LGH is a 189 licensed-bed non-profit hospital located approximately 25 miles north of Boston, MA. LGH had total revenue of \$232.9 million in fiscal 2014.

SIGNIFICANT CAPITAL INVESTMENT UNDERWAY

LGH is undertaking significant capital investment through 2019, which Fitch believes is manageable and strategic in nature. The total cost of LGH's master plan is approximately \$72 million of which about \$14 million will be funded via operating cashflow. The renovation and upgrading of the surgical suites are expected to cost approximately \$55 million and are expected to be funded through cash flow and a \$30 million debt issuance and/or direct placement likely to occur in spring 2015. In addition to the infrastructure changes above, routine capital expenditures are expected to approximate \$6 million annually over the next three years.

In 2014, LGH was awarded a second phase of Delivery System Transformation Initiative (DSTI) funding totaling \$48 million through June 2017. This funding is in addition to the \$43.3 million DSTI grant funding LGH received through June 2014, which allowed LGH to focus on population health and alternative payment models.
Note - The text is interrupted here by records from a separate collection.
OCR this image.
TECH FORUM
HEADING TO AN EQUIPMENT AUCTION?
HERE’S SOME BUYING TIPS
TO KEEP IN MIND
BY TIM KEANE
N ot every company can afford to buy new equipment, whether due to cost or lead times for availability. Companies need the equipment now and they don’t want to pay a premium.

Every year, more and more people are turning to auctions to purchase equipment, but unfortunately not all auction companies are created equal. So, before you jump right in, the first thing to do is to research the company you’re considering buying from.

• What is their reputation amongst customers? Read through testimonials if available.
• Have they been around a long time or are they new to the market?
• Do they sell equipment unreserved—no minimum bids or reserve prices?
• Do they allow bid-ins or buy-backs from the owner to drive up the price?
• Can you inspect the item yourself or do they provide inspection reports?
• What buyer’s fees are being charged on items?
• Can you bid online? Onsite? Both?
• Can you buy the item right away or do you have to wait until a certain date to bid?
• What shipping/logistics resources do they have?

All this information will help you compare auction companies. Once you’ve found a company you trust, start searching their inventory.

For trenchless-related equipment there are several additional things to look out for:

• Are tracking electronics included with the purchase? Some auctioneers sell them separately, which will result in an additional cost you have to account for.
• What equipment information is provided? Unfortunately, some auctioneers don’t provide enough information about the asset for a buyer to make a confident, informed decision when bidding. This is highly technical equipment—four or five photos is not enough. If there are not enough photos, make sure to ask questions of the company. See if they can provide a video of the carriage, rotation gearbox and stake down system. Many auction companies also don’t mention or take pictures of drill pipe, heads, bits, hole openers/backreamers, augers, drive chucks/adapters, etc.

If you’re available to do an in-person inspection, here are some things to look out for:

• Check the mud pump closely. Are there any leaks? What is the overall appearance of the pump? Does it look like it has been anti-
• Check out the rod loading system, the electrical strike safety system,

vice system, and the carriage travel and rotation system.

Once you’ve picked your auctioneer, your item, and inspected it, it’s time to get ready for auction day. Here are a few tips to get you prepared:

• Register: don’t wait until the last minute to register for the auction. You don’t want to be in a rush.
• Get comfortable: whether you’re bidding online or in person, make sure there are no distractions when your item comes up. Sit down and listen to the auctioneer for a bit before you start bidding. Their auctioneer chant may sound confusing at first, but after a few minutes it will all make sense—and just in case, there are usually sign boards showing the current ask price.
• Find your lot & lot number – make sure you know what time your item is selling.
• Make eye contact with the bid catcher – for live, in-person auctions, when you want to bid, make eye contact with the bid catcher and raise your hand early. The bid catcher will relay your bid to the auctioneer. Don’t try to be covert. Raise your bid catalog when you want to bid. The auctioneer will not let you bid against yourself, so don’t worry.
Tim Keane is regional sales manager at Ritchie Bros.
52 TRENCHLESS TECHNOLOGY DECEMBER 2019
Projects identified for phase two of the DSTI grant include upgrades to health information exchange technology, medication safety, LGH's post-acute care network, and population health and alternative payment models.

SUCCESSFUL PARTNERSHIPS

Fitch believes LGH's successful affiliations with physicians and other clinicians in certain service lines has resulted in expanded clinical programs and access to providers. LGH is working to add service capabilities to address needs in the service area, including bariatrics, endocrinology and oncological surgery as well as pediatric specialties. LGH strengthened is clinical affiliations with BIDMC in 2014 and joined its Pioneer ACO, Beth Israel Deaconess Care Organization. LGH also has an affiliation with Floating Hospital for Children at Tufts Medical Center and collaborates with Pentucket Medical Associates, opening an urgent care and imaging center in Andover, a growing service area, in 2014.

MIXED LIQUIDITY PROFILE

LGH had \$59.9 million in unrestricted cash and investments at fiscal year-end (FYE) 2014, equating to 100.2 days cash on hand, 16.1x cushion ratio and 101.7% cash to debt compared to Fitch's respective 'BBB' category medians of 145 days, 10.5x and 93.6% Although management is planning on spending about \$49 million from cash over the next four years for capital projects, projections show days cash on hand remaining above 100 days and cushion ratio above 11.5x, which Fitch believes is achievable.

ADEQUATE PROFITABILITY

LGH has demonstrated good revenue growth over the last few years. LGH's operating performance has fluctuated somewhat over the last few years but is solid for the rating. In fiscal 2014 LGH produced a 2.9% operating margin and 7.3% operating EBITDA margin, in line with the respective 'BBB' category medians of 1.1% and 7.9%. Management is budgeting for a 1.8% operating margin and 6.6% operating EBITDA margin in 2015, which Fitch views as manageable and adequate for the rating level.

DEBT PROFILE

LGH currently has approximately \$58 million in debt outstanding of which about 75% is fixed and 25% is variable. The \$14.6 million series 2013A variable rate bonds are privately placed with TD Bank and not rated by Fitch but considered in its analysis. MADS is currently \$3.7 million. EBITDA and operating EBITDA MADS coverage was strong at 4.8x and 4.6x in 2014, well above the respective 'BBB' category medians of 2.6x and 2.3x. Fitch will review the full impact of the additional \$30 million in debt when details become available; however, LGH's light debt burden provides capacity at the current rating level for additional debt.